Exhibits topped the list, as nearly half of survey respondents, 46 percent, picked that aspect as most liked. Pony rides tied with free entertainment in second place, at just over 37 percent.
Nearly 30 percent expressed support for the free concerts, while just over one in four cited the PRCA rodeo as their attraction to the county fair.
The ice cream tent was listed by 22 percent, while the carnival was a favorite with 21 percent of fairgoers.
Other events included the 4-H Junior Livestock show, at 18.42 percent; demolition derby, listed by one in six respondents, Dutch oven cookoff by 11.51 percent, free movie (which wasn't offered this year) by nearly 9 percent, and the pinewood derby, in its second year, chosen by nearly 7 percent.

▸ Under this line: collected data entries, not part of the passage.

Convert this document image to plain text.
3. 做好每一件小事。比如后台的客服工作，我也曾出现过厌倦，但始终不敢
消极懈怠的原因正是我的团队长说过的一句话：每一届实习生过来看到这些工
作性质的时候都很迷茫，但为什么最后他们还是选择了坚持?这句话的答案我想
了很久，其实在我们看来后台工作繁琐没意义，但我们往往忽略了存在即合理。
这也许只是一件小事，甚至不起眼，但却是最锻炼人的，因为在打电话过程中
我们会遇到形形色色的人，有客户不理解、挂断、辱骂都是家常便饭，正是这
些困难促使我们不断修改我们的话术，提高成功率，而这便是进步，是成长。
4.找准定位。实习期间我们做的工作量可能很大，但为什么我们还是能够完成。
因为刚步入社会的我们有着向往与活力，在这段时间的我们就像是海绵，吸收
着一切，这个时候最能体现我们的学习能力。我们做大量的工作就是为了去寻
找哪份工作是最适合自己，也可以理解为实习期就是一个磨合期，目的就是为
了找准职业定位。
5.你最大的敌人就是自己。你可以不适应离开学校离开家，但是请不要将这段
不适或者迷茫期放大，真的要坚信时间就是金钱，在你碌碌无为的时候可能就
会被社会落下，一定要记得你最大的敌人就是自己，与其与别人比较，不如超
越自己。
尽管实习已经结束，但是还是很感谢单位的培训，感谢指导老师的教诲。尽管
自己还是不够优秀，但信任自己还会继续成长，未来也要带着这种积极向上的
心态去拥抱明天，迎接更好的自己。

Word of mouth from family or friend was the most successful way for people to hear about the fair, at 39.14 percent. Not far behind, however, were newspaper ads, listed by nearly 36 percent. The Davis County Clipper was one of this year's major fair sponsors.
Other sources to learn about the fair were far down the list, percentage-wise: entertainment guide and fairbook, 17.1 percent; billboard, 13.1 percent; and radio, 11.1 percent. Only 8.2 percent listed TV as their initial information source, lower than the Web site, at 10 percent.
Event Center director Dave Hansen said 12 vendors completed a survey, with comments "mostly positive."
"I enjoy the fair each year and enjoy coming back," one vendor wrote. "I would like to see the 'big' crowds make their way over to our section," the vendor added, referring to rodeo, demolition derby.
Another vendor said "better advertising" was needed, this year, claiming 2005 had more publicity. "Most of the people I talked to didn't even know the fair was going on."
That vendor also said he or she lost, financially, when booth fees vs. sales were figured. At least two other booths lost money, overall, that vendor said.
"There were too many free things," another vendor wrote.
Another survey responder said he'd been told some visitors would not return to the fair because they had to pay for parking.
A $2 per vehicle fee was charged for those wishing to park in a paved, on-grounds parking area. Fair director Dave Hansen said about $4,000 was made from the parking, which was handled by a professional firm.
Some vendors said they believed the fee for parking resulted in lower sales.
Admission to the fair itself is free.